Two hours later, the Stapletons rolled home in their crimson-sided carriage. George’s hand came out of the darkness to caress the back of her neck. “You’ve never looked lovelier. Age simply doesn’t wither nor custom stale you.”
“I’m Cleopatra now?”
“That makes me Mark Antony. Doomed to defeat. Let’s try another couple.”
“Elizabeth and Essex?”
“Didn’t she chop off his head?”
“I fear so. It may be the only way to guarantee a man’s respect.”
He drew her to him for a rough kiss. “I’ll take my chances, Bess.”
How could she say no? Josephine Parks drew a warm bath. Caroline floated in the scented water for a half hour and slipped into bed beside him wearing only a negligee. She was willing, warm and willing. But the moment his hand touched her breast, she became a different woman: stubbornly, secretly unyielding, while she seemed to say yes, to return his kisses with mounting fervor. Yes and no, yes and no, the two words became a kind of seesaw in her mind, her soul.
Did he notice? Did he detect behind her eyes the sullen resolution not to yield, to command rather than surrender, to prevail rather than submit? No, no, he was too absorbed in his own pleasure, the sense of his own formidable body, above all that great rod of manhood that she received into her body with sighs and cries worthy of Fanny Kemble at her best. Yes, she was performing here as she performed everywhere. Was there anything wrong wi
th that?
Not a thing, not a thing, not a thing, not a thing …
It was over. A few more sighs, a few more caresses. Then the blessed isolation of darkness, a chance to commune with that lonely girl who prowled Ohio’s woods and fields vowing to find a man worthy of her mind and heart. Was it her fault that she had found two, one worthy of the first, the other of the second?
Hours later, sleep still eluded her. Why? George was snoring softly beside her. Hadn’t she done her duty? Hadn’t she satisfied her husband? What was troubling her? Fear of another pregnancy? She had left the hot water in the bathtub and plunged into it the moment George released her. It was as good as a douche, according to her worldly friend, the wife of the French ambassador, who had been dispensing this Gallic advice around Washington for years.
What was it? Suddenly she knew. The ring on her finger—Hannah Cosway Stapleton’s ring. It was too tight again. Twice now she had had it widened—while she and the jeweler puzzled over the mystery. Her other rings still fit her nicely. Why was this one so troublesome? Caroline sat up in bed and tried to pull it off. It would not move. Only after she returned to the bathroom and soaped her hand did it slide off.
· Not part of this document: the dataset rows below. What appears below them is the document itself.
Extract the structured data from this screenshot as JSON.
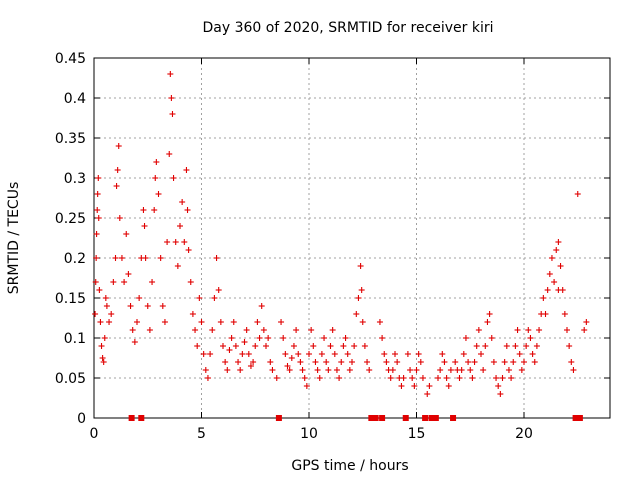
{
  "chart_data": {
    "type": "scatter",
    "title": "Day 360 of 2020, SRMTID for receiver kiri",
    "xlabel": "GPS time / hours",
    "ylabel": "SRMTID / TECUs",
    "xlim": [
      0,
      24
    ],
    "ylim": [
      0,
      0.45
    ],
    "x_ticks": [
      0,
      5,
      10,
      15,
      20
    ],
    "x_tick_labels": [
      "0",
      "5",
      "10",
      "15",
      "20"
    ],
    "y_ticks": [
      0,
      0.05,
      0.1,
      0.15,
      0.2,
      0.25,
      0.3,
      0.35,
      0.4,
      0.45
    ],
    "y_tick_labels": [
      "0",
      "0.05",
      "0.1",
      "0.15",
      "0.2",
      "0.25",
      "0.3",
      "0.35",
      "0.4",
      "0.45"
    ],
    "grid": true,
    "marker": "+",
    "color": "#e00000",
    "zero_markers_x": [
      1.75,
      2.2,
      8.6,
      12.9,
      13.1,
      13.4,
      14.5,
      15.4,
      15.7,
      15.9,
      16.7,
      22.4,
      22.6
    ],
    "series": [
      {
        "name": "SRMTID",
        "points": [
          [
            0.05,
            0.13
          ],
          [
            0.08,
            0.17
          ],
          [
            0.1,
            0.2
          ],
          [
            0.12,
            0.23
          ],
          [
            0.15,
            0.26
          ],
          [
            0.17,
            0.28
          ],
          [
            0.2,
            0.3
          ],
          [
            0.22,
            0.25
          ],
          [
            0.25,
            0.16
          ],
          [
            0.3,
            0.12
          ],
          [
            0.35,
            0.09
          ],
          [
            0.4,
            0.075
          ],
          [
            0.45,
            0.07
          ],
          [
            0.5,
            0.1
          ],
          [
            0.55,
            0.15
          ],
          [
            0.6,
            0.14
          ],
          [
            0.7,
            0.12
          ],
          [
            0.8,
            0.13
          ],
          [
            0.9,
            0.17
          ],
          [
            1.0,
            0.2
          ],
          [
            1.05,
            0.29
          ],
          [
            1.1,
            0.31
          ],
          [
            1.15,
            0.34
          ],
          [
            1.2,
            0.25
          ],
          [
            1.3,
            0.2
          ],
          [
            1.4,
            0.17
          ],
          [
            1.5,
            0.23
          ],
          [
            1.6,
            0.18
          ],
          [
            1.7,
            0.14
          ],
          [
            1.8,
            0.11
          ],
          [
            1.9,
            0.095
          ],
          [
            2.0,
            0.12
          ],
          [
            2.1,
            0.15
          ],
          [
            2.2,
            0.2
          ],
          [
            2.3,
            0.26
          ],
          [
            2.35,
            0.24
          ],
          [
            2.4,
            0.2
          ],
          [
            2.5,
            0.14
          ],
          [
            2.6,
            0.11
          ],
          [
            2.7,
            0.17
          ],
          [
            2.8,
            0.26
          ],
          [
            2.85,
            0.3
          ],
          [
            2.9,
            0.32
          ],
          [
            3.0,
            0.28
          ],
          [
            3.1,
            0.2
          ],
          [
            3.2,
            0.14
          ],
          [
            3.3,
            0.12
          ],
          [
            3.4,
            0.22
          ],
          [
            3.5,
            0.33
          ],
          [
            3.55,
            0.43
          ],
          [
            3.6,
            0.4
          ],
          [
            3.65,
            0.38
          ],
          [
            3.7,
            0.3
          ],
          [
            3.8,
            0.22
          ],
          [
            3.9,
            0.19
          ],
          [
            4.0,
            0.24
          ],
          [
            4.1,
            0.27
          ],
          [
            4.2,
            0.22
          ],
          [
            4.3,
            0.31
          ],
          [
            4.35,
            0.26
          ],
          [
            4.4,
            0.21
          ],
          [
            4.5,
            0.17
          ],
          [
            4.6,
            0.13
          ],
          [
            4.7,
            0.11
          ],
          [
            4.8,
            0.09
          ],
          [
            4.9,
            0.15
          ],
          [
            5.0,
            0.12
          ],
          [
            5.1,
            0.08
          ],
          [
            5.2,
            0.06
          ],
          [
            5.3,
            0.05
          ],
          [
            5.4,
            0.08
          ],
          [
            5.5,
            0.11
          ],
          [
            5.6,
            0.15
          ],
          [
            5.7,
            0.2
          ],
          [
            5.8,
            0.16
          ],
          [
            5.9,
            0.12
          ],
          [
            6.0,
            0.09
          ],
          [
            6.1,
            0.07
          ],
          [
            6.2,
            0.06
          ],
          [
            6.3,
            0.085
          ],
          [
            6.4,
            0.1
          ],
          [
            6.5,
            0.12
          ],
          [
            6.6,
            0.09
          ],
          [
            6.7,
            0.07
          ],
          [
            6.8,
            0.06
          ],
          [
            6.9,
            0.08
          ],
          [
            7.0,
            0.095
          ],
          [
            7.1,
            0.11
          ],
          [
            7.2,
            0.08
          ],
          [
            7.3,
            0.065
          ],
          [
            7.4,
            0.07
          ],
          [
            7.5,
            0.09
          ],
          [
            7.6,
            0.12
          ],
          [
            7.7,
            0.1
          ],
          [
            7.8,
            0.14
          ],
          [
            7.9,
            0.11
          ],
          [
            8.0,
            0.09
          ],
          [
            8.1,
            0.1
          ],
          [
            8.2,
            0.07
          ],
          [
            8.3,
            0.06
          ],
          [
            8.5,
            0.05
          ],
          [
            8.7,
            0.12
          ],
          [
            8.8,
            0.1
          ],
          [
            8.9,
            0.08
          ],
          [
            9.0,
            0.065
          ],
          [
            9.1,
            0.06
          ],
          [
            9.2,
            0.075
          ],
          [
            9.3,
            0.09
          ],
          [
            9.4,
            0.11
          ],
          [
            9.5,
            0.08
          ],
          [
            9.6,
            0.07
          ],
          [
            9.7,
            0.06
          ],
          [
            9.8,
            0.05
          ],
          [
            9.9,
            0.04
          ],
          [
            10.0,
            0.08
          ],
          [
            10.1,
            0.11
          ],
          [
            10.2,
            0.09
          ],
          [
            10.3,
            0.07
          ],
          [
            10.4,
            0.06
          ],
          [
            10.5,
            0.05
          ],
          [
            10.6,
            0.08
          ],
          [
            10.7,
            0.1
          ],
          [
            10.8,
            0.07
          ],
          [
            10.9,
            0.06
          ],
          [
            11.0,
            0.09
          ],
          [
            11.1,
            0.11
          ],
          [
            11.2,
            0.08
          ],
          [
            11.3,
            0.06
          ],
          [
            11.4,
            0.05
          ],
          [
            11.5,
            0.07
          ],
          [
            11.6,
            0.09
          ],
          [
            11.7,
            0.1
          ],
          [
            11.8,
            0.08
          ],
          [
            11.9,
            0.06
          ],
          [
            12.0,
            0.07
          ],
          [
            12.1,
            0.09
          ],
          [
            12.2,
            0.13
          ],
          [
            12.3,
            0.15
          ],
          [
            12.4,
            0.19
          ],
          [
            12.45,
            0.16
          ],
          [
            12.5,
            0.12
          ],
          [
            12.6,
            0.09
          ],
          [
            12.7,
            0.07
          ],
          [
            12.8,
            0.06
          ],
          [
            13.3,
            0.12
          ],
          [
            13.4,
            0.1
          ],
          [
            13.5,
            0.08
          ],
          [
            13.6,
            0.07
          ],
          [
            13.7,
            0.06
          ],
          [
            13.8,
            0.05
          ],
          [
            13.9,
            0.06
          ],
          [
            14.0,
            0.08
          ],
          [
            14.1,
            0.07
          ],
          [
            14.2,
            0.05
          ],
          [
            14.3,
            0.04
          ],
          [
            14.4,
            0.05
          ],
          [
            14.6,
            0.08
          ],
          [
            14.7,
            0.06
          ],
          [
            14.8,
            0.05
          ],
          [
            14.9,
            0.04
          ],
          [
            15.0,
            0.06
          ],
          [
            15.1,
            0.08
          ],
          [
            15.2,
            0.07
          ],
          [
            15.3,
            0.05
          ],
          [
            15.5,
            0.03
          ],
          [
            15.6,
            0.04
          ],
          [
            16.0,
            0.05
          ],
          [
            16.1,
            0.06
          ],
          [
            16.2,
            0.08
          ],
          [
            16.3,
            0.07
          ],
          [
            16.4,
            0.05
          ],
          [
            16.5,
            0.04
          ],
          [
            16.6,
            0.06
          ],
          [
            16.8,
            0.07
          ],
          [
            16.9,
            0.06
          ],
          [
            17.0,
            0.05
          ],
          [
            17.1,
            0.06
          ],
          [
            17.2,
            0.08
          ],
          [
            17.3,
            0.1
          ],
          [
            17.4,
            0.07
          ],
          [
            17.5,
            0.06
          ],
          [
            17.6,
            0.05
          ],
          [
            17.7,
            0.07
          ],
          [
            17.8,
            0.09
          ],
          [
            17.9,
            0.11
          ],
          [
            18.0,
            0.08
          ],
          [
            18.1,
            0.06
          ],
          [
            18.2,
            0.09
          ],
          [
            18.3,
            0.12
          ],
          [
            18.4,
            0.13
          ],
          [
            18.5,
            0.1
          ],
          [
            18.6,
            0.07
          ],
          [
            18.7,
            0.05
          ],
          [
            18.8,
            0.04
          ],
          [
            18.9,
            0.03
          ],
          [
            19.0,
            0.05
          ],
          [
            19.1,
            0.07
          ],
          [
            19.2,
            0.09
          ],
          [
            19.3,
            0.06
          ],
          [
            19.4,
            0.05
          ],
          [
            19.5,
            0.07
          ],
          [
            19.6,
            0.09
          ],
          [
            19.7,
            0.11
          ],
          [
            19.8,
            0.08
          ],
          [
            19.9,
            0.06
          ],
          [
            20.0,
            0.07
          ],
          [
            20.1,
            0.09
          ],
          [
            20.2,
            0.11
          ],
          [
            20.3,
            0.1
          ],
          [
            20.4,
            0.08
          ],
          [
            20.5,
            0.07
          ],
          [
            20.6,
            0.09
          ],
          [
            20.7,
            0.11
          ],
          [
            20.8,
            0.13
          ],
          [
            20.9,
            0.15
          ],
          [
            21.0,
            0.13
          ],
          [
            21.1,
            0.16
          ],
          [
            21.2,
            0.18
          ],
          [
            21.3,
            0.2
          ],
          [
            21.4,
            0.17
          ],
          [
            21.5,
            0.21
          ],
          [
            21.6,
            0.22
          ],
          [
            21.7,
            0.19
          ],
          [
            21.8,
            0.16
          ],
          [
            21.9,
            0.13
          ],
          [
            22.0,
            0.11
          ],
          [
            22.1,
            0.09
          ],
          [
            22.2,
            0.07
          ],
          [
            22.3,
            0.06
          ],
          [
            22.8,
            0.11
          ],
          [
            22.9,
            0.12
          ],
          [
            21.6,
            0.16
          ],
          [
            22.5,
            0.28
          ]
        ]
      }
    ]
  }
}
By that time she was wide-awake. It took her another hour to get to sleep. The last thing she remembered was a flickering glimpse of Hannah’s saintly face in the portrait on Bowood’s walls. Go away, Caroline told the ghost. Dawn was graying the windows as she slipped into an exhausted doze.
THREE
JEREMY BIDDLE SAT IN THE Stapletons’ front parlor on Pennsylvania Avenue, trembling from head to foot. “Calm down, Jeremy,” George Stapleton said. “It can’t be this bad.”
“It’s worse, infinitely worse,” Jeremy said. “We could lose every cent we’ve got!”
Caroline sat on the couch on the opposite side of the room, as far away from Jeremy as she could get. He had obviously not slept in several days; his eyes were bloodshot, his face had the pallor of a corpse. He looked more like a fugitive from the law than the business leader of New Jersey.